Measuring the Latino vote ahead of Election Day 2016

- There aren't too many political yard signs in the heavily Latino southeast side of Houston. A Republican sign sits in Saul Cruz's yard.  He can't vote, but if he could, he'd vote Democratic.

“Hillary,  because I'd never vote for a Republican," Cruz said.

The Democrats hope there are plenty more Latinos like Cruz who can vote.

According to the Pew Research Center, there are 27.3 million Latino eligible voters. That's 12 percent of the electorate. Since 2012, the number of eligible voters have increased by 4 million, a 37 percent increase. Latinos have traditionally voted democratic, and anecdotal evidence seems to be bearing that out again.

"I actually think that it's important to vote always," Diana Trevino said.  "But yeah, this time around more Latinos are voting. I think it's because of Trump."

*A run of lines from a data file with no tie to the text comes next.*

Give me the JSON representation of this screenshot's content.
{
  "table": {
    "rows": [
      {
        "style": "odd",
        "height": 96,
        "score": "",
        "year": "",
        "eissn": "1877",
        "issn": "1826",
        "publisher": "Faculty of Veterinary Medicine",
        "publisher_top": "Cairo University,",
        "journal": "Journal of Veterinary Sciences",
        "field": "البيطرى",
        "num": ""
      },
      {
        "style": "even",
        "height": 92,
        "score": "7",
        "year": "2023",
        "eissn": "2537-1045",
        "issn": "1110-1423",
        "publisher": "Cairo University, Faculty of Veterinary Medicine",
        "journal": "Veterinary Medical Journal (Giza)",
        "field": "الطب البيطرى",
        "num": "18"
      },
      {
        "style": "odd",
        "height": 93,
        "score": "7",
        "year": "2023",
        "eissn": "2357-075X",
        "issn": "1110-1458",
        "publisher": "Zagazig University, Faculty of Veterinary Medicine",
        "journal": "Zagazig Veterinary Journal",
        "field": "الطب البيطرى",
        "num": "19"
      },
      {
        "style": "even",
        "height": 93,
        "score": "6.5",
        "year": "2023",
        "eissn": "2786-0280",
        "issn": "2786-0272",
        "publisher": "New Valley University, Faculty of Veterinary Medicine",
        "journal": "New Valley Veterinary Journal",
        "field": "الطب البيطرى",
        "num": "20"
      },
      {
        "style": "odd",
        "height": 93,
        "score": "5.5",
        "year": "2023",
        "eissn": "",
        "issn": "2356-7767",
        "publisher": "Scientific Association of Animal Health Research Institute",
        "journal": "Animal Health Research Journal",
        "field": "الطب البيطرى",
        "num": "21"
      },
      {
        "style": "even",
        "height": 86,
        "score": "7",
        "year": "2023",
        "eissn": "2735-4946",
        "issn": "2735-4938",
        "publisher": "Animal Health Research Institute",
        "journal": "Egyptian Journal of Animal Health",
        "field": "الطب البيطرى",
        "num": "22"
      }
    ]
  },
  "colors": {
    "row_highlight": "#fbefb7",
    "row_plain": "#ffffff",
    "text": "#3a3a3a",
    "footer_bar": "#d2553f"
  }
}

Early polling data shows Latinos are voting in larger numbers than before, especially in battle ground states, and they're voting for Hillary. Many of them say it's because of statements made by Donald Trump about immigrants more than anything else. But to quote Yogi Berra, "It aint over till it's over."

Latino Millennials don’t back Hillary as strongly as their parents and grandparents. That’s why Democratic Party rock stars like the Castro Brothers are doing a little last minute stumping for Hillary Clinton.

“We hope we can get everyone out to vote," said Julian Castro. "We hope they'll support Hillary Clinton, but the fact is, in Texas we want as many people to vote as possible. Only 32 percent of Texans voted in 2014.”

But according to some political analysts, Texas Latinos stay away in droves come Election Day.